I've been thinking about where this desire for "tribe" comes from in me. I mean, I'd like to say that it's innate- that every human needs others and place and belonging. I guess I can't speak for everyone. But for me, even as a young child, I felt very drawn to large families and mini examples of such a concept. It felt almost magical to me. I'm the 2nd oldest of four siblings, but even my family of six didn't quite give me that experience I sought. I specifically remember this feeling with one friend in particular. She was the fifth of seven siblings, and she and I hit it off. We were 7 years old, both tomboys, both loved to climb trees and catch frogs. But the real magic happened for me when she invited me over (which was always, basically).
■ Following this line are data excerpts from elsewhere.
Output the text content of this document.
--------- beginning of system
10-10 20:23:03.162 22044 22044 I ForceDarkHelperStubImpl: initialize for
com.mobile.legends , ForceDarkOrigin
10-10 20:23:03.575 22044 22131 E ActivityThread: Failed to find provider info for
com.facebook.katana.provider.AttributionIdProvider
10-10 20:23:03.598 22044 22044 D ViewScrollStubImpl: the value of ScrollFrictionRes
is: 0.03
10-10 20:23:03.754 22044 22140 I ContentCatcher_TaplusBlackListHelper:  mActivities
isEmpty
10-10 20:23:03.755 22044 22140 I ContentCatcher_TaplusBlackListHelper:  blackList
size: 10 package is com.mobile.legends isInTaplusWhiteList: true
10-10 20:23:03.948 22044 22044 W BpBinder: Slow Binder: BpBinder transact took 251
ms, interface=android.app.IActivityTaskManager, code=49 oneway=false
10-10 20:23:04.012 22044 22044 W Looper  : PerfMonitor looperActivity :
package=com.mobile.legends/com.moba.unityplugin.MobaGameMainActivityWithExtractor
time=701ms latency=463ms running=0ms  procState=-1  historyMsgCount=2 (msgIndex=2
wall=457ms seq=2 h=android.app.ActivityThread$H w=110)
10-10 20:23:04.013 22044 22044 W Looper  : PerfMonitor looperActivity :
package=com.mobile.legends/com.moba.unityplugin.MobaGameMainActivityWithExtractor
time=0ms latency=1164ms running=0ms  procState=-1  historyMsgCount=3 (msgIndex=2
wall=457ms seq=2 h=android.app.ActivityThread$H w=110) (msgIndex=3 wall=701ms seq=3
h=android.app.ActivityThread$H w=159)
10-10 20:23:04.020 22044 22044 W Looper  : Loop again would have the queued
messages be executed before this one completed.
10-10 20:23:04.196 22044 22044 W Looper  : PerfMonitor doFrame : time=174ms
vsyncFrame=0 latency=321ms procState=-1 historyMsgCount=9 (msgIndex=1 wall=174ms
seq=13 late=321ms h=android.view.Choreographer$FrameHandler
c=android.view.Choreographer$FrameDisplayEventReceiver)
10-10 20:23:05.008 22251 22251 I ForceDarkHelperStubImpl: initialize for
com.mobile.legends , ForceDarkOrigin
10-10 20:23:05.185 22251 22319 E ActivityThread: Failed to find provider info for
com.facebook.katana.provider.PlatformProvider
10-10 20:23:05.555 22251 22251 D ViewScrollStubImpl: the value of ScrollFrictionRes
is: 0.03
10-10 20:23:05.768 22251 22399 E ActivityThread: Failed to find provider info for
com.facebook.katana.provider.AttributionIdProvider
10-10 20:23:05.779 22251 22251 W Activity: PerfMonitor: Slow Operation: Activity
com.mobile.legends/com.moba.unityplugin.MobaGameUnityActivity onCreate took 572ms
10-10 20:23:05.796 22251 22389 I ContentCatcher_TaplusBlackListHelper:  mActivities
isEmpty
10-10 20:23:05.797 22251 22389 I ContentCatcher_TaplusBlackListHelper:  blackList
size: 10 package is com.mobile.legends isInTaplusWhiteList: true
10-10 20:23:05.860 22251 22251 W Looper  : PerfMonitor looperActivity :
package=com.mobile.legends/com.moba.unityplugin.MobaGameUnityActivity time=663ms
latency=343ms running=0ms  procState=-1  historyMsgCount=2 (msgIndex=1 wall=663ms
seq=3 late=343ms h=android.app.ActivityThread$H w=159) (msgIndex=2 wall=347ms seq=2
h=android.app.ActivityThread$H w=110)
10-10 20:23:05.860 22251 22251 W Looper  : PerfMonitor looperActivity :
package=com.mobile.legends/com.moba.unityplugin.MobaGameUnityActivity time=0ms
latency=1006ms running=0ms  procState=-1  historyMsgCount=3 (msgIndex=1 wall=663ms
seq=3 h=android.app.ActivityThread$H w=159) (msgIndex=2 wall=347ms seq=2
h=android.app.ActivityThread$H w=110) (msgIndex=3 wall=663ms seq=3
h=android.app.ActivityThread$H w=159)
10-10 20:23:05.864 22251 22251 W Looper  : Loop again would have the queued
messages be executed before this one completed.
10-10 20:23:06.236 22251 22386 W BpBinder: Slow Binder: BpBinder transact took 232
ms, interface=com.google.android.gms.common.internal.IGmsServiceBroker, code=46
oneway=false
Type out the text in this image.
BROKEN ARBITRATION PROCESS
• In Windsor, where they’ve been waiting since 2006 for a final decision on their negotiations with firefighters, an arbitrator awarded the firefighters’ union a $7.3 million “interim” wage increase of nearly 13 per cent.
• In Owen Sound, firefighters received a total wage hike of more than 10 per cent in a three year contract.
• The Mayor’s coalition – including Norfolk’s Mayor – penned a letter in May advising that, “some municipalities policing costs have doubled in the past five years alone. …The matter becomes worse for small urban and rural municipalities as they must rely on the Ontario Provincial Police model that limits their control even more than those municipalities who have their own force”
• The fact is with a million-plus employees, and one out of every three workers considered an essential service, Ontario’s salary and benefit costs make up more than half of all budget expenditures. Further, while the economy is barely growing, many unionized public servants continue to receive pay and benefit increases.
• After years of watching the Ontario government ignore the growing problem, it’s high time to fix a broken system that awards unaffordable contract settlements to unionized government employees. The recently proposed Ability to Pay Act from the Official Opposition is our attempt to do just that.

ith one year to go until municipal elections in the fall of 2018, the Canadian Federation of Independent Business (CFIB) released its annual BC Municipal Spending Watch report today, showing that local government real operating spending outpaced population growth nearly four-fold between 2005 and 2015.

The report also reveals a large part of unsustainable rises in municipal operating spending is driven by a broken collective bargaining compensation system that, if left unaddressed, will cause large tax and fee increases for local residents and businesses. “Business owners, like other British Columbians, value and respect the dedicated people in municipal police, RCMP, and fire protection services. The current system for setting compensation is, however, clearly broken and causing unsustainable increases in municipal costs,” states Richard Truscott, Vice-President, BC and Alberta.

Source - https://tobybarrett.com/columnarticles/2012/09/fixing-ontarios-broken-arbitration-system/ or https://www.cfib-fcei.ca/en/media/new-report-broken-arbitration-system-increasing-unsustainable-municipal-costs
The doors to their home were perpetually open.
The house was messy and chaotic, and everyone had somewhere to go and something to do. The size of their family seemed exponential at times, because with every child came more friends and ideas and energy. I would walk in and I would witness projects under way. I'd often get put right to work doing one thing or another, always something for the good of the group like cooking or clearing the table. My friend never seemed to ask permission for my presence in the home. It was as though that concept of territory just went out with the bathwater at a certain point in their family history. They just welcomed me, always. When I would sleep over, the alarm would go off before sunrise and we'd all get up to do the many newspaper routes that the family picked up to make ends meet. I'd pull myself out of bed, and we'd bundle up and climb into the huge van together. The sun would slowly rise and we'd work quickly and easily together. I felt so included and purposeful and cared for.
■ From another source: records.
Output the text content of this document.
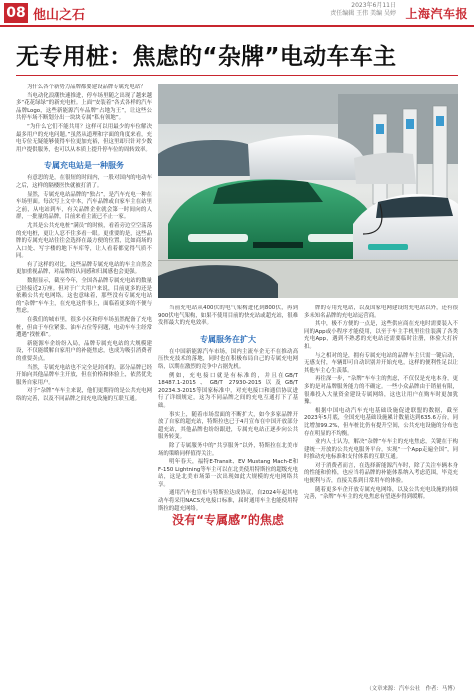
08 他山之石
2023年6月11日
责任编辑 王伟 美编 吴婷 上海汽车报
无专用桩：焦虑的“杂牌”电动车车主

为什么各个新势力品牌都要建设品牌专属充电站？

当电动化浪潮快速推进，停车场里随之出现了越来越多“花花绿绿”的新充电桩。上面“安装着”各式各样的汽车品牌Logo，这些新能源汽车品牌“占地为王”，让这些公共停车场不断划分出一块块专属“私有领地”。

“为什么它们不能共用？这样可以用最少的车位解决最多用户的充电问题。”虽然从道理和字面的角度来看，充电专位无疑能够使得车位更加充裕，但这里却只针对少数用户提供服务，也可以从本质上提升停车位的周转效率。

专属充电站是一种服务

有意思的是，在很短的时间内，一股对国内的电动车之后，这样的隔楼医快就被打消了。

显然，专属充电站品牌的“独占”，是汽车充电一种在车场里面。每次写上文中本，汽车品牌或自家车主在站里之前，从电站到车，有关品牌企业就会第一时间向的人群，一批量的品牌，目前来看主流已不止一家。

尤其是公共充电桩“满员”的时候，看着旁边空空荡荡的充电桩，更让人忍不住多看一眼。更重要的是，这些品牌的专属充电站往往会选择在最方便的位置，比如商场的入口处、写字楼的地下车库等，让人看着都觉得气质不同。

有了这样的对比，这些品牌专属充电站的车主自然会更加重视品牌，对品牌的认同感和归属感也会更强。

数据显示，截至今年，全国各品牌专属充电站的数量已经接近2万座。但对于广大用户来说，目前更多的还是依赖公共充电网络。这也意味着，那些没有专属充电站的“杂牌”车车主，在充电这件事上，面临着更多的不便与焦虑。

在我们的城市里，很多小区和停车场虽然配备了充电桩，但由于车位紧张、油车占位等问题，电动车车主经常遭遇“找桩难”。

新能源车企纷纷入局，品牌专属充电站的大规模建设，不仅能缓解自家用户的补能焦虑，也成为吸引消费者的重要卖点。

当然，专属充电站也不完全是封闭的。部分品牌已经开始向其他品牌车主开放，但在价格和体验上，依然优先服务自家用户。

对于“杂牌”车车主来说，他们更期待的是公共充电网络的完善，以及不同品牌之间充电设施的互联互通。

当前充电站从400伏的电气架构进化到800伏，再到900伏电气架构，如果不使用目前的快充站或超充站，很难发挥最大的充电效率。

专属服务在扩大

在中国新能源汽车市场，国内主流车企无不在推动高压快充技术的落地，同时也在积极布局自己的专属充电网络，以期在激烈的竞争中占据先机。

例如，充电接口就是有标准的，并且在GB/T 18487.1-2015、GB/T 27930-2015以及GB/T 20234.3-2015等国家标准中，对充电接口和通信协议进行了详细规定，这为不同品牌之间的充电互通打下了基础。

事实上，随着市场盘面的不断扩大，如今多家品牌开放了自家的超充站，特斯拉也已于4月宣布在中国开放部分超充站，其他品牌也纷纷跟进，专属充电站正逐步向公共服务转变。

除了专属服务中的“共享服务”以外，特斯拉在北美市场的策略同样值得关注。

明年春天，福特E-Transit、EV Mustang Mach-E和F-150 Lightning等车主可以在北美使用特斯拉的超级充电站，这是北美市场第一次出现如此大规模的充电网络共享。

通用汽车也宣布与特斯拉达成协议，自2024年起其电动车将采用NACS充电接口标准，届时通用车主也能使用特斯拉的超充网络。

没有“专属感”的焦虑

牌的专用充电站，以及国家电网建设的充电站以外，还有很多未知名品牌的充电站运营商。

其中，极不方便的一点是，这些供应商在充电时需要装入不同的App或小程序才能使用，以至于车主手机里往往装满了各类充电App，遇到不熟悉的充电站还需要临时注册，体验大打折扣。

与之相对的是，拥有专属充电站的品牌车主只需一键启动，无感支付，车辆即可自动识别并开始充电，这样的便利性足以让其他车主心生羡慕。

再往深一步，“杂牌”车车主的焦虑，不仅仅是充电本身，更多的是对品牌服务能力的不确定。一些小众品牌由于销量有限，很难投入大量资金建设专属网络，这也让用户在购车时更加犹豫。

根据中国电动汽车充电基础设施促进联盟的数据，截至2023年5月底，全国充电基础设施累计数量达到635.6万台，同比增加99.2%，但车桩比仍有提升空间，公共充电设施的分布也存在明显的不均衡。

业内人士认为，解决“杂牌”车车主的充电焦虑，关键在于构建统一开放的公共充电服务平台，实现“一个App走遍全国”，同时推动充电标准和支付体系的互联互通。

对于消费者而言，在选择新能源汽车时，除了关注车辆本身的性能和价格，也应当将品牌的补能体系纳入考虑范围，毕竟充电便利与否，直接关系到日常用车的体验。

随着更多车企开放专属充电网络，以及公共充电设施的持续完善，“杂牌”车车主的充电焦虑有望逐步得到缓解。

（文章来源：汽车公社　作者：马博）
I think that ultimately what attracts me to this stuff is the values that come with it- openness and acceptance of many, a loose sense of ownership over material things, generosity of spirit, good work ethic, etc. I can have those things, regardless of how many people are in my home or family. I just suspect it's hard to realize those values without the people around to coax you out of yourself.
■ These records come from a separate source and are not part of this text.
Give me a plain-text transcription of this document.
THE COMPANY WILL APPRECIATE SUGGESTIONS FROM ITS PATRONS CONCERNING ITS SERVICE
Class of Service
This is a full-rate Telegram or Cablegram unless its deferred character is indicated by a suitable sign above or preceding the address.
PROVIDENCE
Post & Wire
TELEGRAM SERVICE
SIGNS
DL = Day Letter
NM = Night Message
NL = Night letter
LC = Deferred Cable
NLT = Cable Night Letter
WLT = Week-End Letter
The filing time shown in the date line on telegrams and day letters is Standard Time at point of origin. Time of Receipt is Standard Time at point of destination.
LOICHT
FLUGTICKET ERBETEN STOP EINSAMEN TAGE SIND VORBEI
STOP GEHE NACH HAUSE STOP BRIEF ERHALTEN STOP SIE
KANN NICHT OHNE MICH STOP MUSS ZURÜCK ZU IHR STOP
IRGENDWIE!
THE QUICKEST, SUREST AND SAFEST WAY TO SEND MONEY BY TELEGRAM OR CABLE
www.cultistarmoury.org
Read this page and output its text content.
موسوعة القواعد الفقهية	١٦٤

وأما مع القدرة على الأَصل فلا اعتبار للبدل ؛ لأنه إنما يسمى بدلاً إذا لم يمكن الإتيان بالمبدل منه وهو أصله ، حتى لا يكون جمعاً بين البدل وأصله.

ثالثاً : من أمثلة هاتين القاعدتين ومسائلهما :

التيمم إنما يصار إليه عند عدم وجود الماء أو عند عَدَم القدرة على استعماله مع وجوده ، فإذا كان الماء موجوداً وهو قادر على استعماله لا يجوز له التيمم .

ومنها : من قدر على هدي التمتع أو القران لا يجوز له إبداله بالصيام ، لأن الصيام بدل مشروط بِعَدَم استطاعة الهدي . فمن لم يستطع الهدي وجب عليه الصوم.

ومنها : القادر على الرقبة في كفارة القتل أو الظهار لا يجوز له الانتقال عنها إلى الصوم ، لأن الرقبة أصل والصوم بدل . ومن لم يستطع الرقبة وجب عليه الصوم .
Lately I've been thinking about my values and desires when it comes to how I want to engage with my community and how I want to approach various relationships in my life. Relationship. It can take so many different and meaningful forms, as unique as each individual within them. It's been a little over a month since our partners left. It's so strange to me how quickly life can change. Jeff and I are doing better with it all. We've all tied up loose ends and talked about our feelings. It hasn't all been pleasant and our respective families still have trouble seeing eye to eye. Perhaps that's inevitable in a situation like this. I think after the level of intimacy we all experienced with one another, the quick transition to something different is too painful and takes too much work. Not to mention that we each have a lot of work to do in our individual families now to adjust and acclimatize to a new way of life and identity. Time will tell, but I'm working to let go of any expectations now. Hurt still exists, but healing has been swift. Boundaries exist now between our two families that are probably appropriate given all that has happened, but it still feels icky and sad. I have always struggled with being able to sit with misunderstandings and allow for a situation to remain unfastened. But sometimes, I'm learning, that's exactly what needs to happen. That's where you need that meditation on serenity… to accept the things you cannot change, the courage to change the things you can, and the wisdom to know the difference. I love that. I'm trying to manifest an attitude of acceptance and forgiveness (for my own process as well as theirs), so that we can simply take our experience forward- separately, as it turns out- into what I feel in my heart to be a very bright future.